At the beginning of 2023, Vietnamese giant FPT welcomed its 60,000th employee, adding thousands of employees compared to a year earlier. CMC Technology Group is also expected to recruit about 300 more employees by the end of the first quarter, bringing the total number of employees to more than 6,000.

Last year, Germany group Bosch began the process of expanding operations in Vietnam, recruited around 1,100 more software engineers for research and development centres in Ho Chi Minh City and Hanoi. Bosch’s staffing needs are expected to grow by around 2,300 engineers over the next two years as the company aims to hit 6,000 engineers by 2025.

One of the reasons for the differing fortunes in Vietnam could stem from the National Strategy on Digital Transformation, implemented in Vietnam three years ago, which has spurred a wave of tech startups and increased the number of projects from many large companies and global tech groups, leading to an increase in the demand for employees in this field.

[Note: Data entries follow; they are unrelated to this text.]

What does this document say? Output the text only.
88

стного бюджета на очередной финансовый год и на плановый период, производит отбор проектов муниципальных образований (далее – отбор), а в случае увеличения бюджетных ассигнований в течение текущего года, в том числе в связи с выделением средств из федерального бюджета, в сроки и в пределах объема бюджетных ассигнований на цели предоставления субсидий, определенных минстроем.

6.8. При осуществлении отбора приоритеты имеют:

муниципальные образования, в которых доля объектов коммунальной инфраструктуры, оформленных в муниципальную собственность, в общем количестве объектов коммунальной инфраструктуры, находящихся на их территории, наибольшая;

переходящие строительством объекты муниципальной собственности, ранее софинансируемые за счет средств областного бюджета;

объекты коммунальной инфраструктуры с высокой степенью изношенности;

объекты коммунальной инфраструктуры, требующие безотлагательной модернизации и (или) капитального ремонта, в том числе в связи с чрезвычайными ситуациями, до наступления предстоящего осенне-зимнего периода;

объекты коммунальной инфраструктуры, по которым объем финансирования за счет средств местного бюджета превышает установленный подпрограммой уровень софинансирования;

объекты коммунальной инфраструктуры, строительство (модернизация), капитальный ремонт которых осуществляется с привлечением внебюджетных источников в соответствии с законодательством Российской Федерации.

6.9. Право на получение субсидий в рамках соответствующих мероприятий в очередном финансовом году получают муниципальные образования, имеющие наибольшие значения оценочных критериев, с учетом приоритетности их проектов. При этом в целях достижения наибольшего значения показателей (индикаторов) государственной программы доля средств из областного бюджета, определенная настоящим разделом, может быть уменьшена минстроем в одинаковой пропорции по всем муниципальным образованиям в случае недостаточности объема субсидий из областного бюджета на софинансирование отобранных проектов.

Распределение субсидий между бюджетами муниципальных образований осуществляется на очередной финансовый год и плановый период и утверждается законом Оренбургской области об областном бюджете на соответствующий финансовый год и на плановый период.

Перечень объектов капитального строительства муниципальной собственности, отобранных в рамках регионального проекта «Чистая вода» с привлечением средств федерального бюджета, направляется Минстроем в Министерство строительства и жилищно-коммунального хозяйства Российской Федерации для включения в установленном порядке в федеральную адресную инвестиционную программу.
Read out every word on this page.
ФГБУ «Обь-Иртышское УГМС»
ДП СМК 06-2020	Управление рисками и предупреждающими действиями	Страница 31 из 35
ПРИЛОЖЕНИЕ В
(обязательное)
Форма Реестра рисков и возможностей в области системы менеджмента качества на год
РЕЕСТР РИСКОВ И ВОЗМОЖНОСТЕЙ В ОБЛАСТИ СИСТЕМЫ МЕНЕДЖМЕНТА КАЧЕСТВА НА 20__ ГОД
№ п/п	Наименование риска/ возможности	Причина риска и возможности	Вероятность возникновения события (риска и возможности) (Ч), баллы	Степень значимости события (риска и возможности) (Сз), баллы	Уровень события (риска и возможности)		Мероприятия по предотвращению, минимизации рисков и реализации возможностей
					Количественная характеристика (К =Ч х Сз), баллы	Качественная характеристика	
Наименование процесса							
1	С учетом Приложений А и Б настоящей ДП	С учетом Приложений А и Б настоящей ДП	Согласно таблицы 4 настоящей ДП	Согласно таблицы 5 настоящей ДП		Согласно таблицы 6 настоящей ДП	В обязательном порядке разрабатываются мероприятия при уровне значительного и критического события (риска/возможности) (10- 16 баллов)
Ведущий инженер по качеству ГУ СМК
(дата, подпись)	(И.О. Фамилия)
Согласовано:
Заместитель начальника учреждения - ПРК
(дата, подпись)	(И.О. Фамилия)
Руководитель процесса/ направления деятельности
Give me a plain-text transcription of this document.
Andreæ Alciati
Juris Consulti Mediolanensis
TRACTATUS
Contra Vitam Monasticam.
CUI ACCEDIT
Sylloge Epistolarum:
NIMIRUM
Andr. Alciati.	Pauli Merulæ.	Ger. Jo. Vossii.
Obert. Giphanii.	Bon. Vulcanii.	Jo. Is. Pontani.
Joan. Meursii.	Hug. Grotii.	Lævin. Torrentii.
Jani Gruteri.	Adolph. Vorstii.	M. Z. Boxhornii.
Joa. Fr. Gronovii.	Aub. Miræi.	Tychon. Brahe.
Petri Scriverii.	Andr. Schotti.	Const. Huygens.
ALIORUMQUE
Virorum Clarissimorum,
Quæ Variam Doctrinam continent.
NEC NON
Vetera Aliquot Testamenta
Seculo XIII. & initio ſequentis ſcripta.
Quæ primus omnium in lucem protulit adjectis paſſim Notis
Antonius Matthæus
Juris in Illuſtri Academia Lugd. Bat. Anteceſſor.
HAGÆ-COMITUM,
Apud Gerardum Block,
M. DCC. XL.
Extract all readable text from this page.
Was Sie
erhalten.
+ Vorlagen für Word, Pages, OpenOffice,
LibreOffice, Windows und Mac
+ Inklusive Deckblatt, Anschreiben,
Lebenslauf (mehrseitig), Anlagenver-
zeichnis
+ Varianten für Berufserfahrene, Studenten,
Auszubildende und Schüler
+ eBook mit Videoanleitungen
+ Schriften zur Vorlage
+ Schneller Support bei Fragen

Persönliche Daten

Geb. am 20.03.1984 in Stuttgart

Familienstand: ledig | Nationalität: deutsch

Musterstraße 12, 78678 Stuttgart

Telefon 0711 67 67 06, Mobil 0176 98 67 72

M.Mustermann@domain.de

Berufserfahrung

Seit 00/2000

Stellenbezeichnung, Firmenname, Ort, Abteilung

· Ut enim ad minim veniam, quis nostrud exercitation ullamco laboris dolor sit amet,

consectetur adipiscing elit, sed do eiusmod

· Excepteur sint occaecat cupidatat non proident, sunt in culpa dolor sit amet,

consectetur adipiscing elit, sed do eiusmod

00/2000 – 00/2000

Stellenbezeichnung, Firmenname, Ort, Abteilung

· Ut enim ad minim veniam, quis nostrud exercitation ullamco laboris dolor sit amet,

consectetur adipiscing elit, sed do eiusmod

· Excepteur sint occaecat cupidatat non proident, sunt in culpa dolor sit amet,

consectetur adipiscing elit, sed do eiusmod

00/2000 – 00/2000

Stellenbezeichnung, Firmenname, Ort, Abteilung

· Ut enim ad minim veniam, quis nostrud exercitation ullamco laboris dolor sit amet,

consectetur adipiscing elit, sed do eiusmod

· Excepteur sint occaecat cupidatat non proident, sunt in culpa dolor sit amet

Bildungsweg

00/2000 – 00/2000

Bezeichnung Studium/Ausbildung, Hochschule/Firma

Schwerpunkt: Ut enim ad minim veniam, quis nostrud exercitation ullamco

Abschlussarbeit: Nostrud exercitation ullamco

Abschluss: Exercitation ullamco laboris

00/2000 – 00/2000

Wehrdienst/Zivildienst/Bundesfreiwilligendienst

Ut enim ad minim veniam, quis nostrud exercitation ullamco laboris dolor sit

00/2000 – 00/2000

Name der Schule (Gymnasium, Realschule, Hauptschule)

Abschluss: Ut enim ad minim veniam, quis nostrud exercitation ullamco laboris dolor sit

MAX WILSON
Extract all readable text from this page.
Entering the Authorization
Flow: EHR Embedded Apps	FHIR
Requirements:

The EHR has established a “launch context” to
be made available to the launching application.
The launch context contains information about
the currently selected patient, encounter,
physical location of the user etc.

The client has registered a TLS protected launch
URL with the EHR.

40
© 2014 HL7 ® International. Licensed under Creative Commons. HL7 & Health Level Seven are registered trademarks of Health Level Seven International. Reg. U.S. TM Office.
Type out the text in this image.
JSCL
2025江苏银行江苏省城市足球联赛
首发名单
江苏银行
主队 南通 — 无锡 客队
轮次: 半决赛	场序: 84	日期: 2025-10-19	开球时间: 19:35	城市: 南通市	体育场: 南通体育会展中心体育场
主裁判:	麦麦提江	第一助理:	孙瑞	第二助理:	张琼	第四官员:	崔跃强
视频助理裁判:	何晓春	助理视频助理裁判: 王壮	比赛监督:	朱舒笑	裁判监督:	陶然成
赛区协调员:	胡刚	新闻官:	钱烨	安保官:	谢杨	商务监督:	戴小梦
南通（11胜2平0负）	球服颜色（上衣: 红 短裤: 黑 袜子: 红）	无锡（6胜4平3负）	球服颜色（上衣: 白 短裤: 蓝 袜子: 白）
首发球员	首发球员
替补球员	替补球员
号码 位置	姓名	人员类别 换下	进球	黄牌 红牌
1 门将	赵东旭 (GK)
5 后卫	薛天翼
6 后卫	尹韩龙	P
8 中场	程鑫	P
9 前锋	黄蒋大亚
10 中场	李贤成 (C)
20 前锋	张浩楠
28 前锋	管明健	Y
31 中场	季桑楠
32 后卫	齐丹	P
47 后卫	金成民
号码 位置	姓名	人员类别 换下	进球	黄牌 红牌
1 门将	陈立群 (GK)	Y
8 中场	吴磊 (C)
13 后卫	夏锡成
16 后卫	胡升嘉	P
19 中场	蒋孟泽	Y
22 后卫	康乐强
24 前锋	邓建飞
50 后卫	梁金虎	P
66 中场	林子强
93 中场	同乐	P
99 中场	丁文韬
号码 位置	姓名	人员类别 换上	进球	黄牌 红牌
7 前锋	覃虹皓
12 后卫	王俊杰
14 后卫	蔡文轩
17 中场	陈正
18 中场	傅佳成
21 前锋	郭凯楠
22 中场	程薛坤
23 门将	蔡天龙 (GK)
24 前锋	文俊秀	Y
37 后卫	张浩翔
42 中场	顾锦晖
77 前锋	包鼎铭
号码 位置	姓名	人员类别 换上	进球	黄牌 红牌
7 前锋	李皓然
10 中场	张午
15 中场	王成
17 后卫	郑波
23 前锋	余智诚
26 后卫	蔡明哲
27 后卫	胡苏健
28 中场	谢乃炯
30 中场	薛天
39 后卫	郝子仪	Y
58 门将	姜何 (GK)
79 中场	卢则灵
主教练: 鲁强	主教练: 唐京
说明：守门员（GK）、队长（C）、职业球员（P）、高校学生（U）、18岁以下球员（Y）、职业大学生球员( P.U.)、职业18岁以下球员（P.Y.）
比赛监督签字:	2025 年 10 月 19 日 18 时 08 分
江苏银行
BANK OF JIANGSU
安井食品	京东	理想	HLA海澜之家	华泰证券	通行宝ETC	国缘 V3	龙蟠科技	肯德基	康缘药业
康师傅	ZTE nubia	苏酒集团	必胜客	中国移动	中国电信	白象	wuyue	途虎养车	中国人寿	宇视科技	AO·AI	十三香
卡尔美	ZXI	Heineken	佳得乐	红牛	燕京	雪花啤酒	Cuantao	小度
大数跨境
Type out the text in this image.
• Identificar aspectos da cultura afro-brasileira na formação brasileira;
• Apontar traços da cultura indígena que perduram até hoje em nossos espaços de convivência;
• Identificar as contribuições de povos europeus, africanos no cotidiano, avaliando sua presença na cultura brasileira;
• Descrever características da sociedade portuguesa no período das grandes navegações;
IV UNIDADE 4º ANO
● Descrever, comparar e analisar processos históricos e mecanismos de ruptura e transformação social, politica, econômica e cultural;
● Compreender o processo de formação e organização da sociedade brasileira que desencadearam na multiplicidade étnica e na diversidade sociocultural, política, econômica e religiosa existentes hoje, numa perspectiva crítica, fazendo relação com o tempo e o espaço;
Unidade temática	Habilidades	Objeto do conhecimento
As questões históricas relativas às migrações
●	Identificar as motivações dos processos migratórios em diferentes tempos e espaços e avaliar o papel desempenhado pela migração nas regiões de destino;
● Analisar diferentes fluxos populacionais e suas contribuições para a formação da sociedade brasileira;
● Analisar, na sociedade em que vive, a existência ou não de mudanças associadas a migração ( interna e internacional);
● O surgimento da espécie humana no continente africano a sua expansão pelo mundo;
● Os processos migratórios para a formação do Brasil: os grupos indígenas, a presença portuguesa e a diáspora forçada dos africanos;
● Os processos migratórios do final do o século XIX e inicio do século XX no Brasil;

Meanwhile, the Tech Hiring 2022 report from TopDev, an IT recruitment platform established in 2015, shows that Vietnam is short of 150,000-190,000 programmers and engineers for the next two years. Previously, demand for IT workers in Vietnam was even more scarce, with a shortage of 400,000 employees in 2020 and 450,000 employees in 2021.

According to the national digital tech industry development strategy for this decade, Vietnam plans to increase the number of digital tech enterprises from 67,300 in 2022 to 100,000 by 2030, while the number of employees in the field will rise to 1.8 million.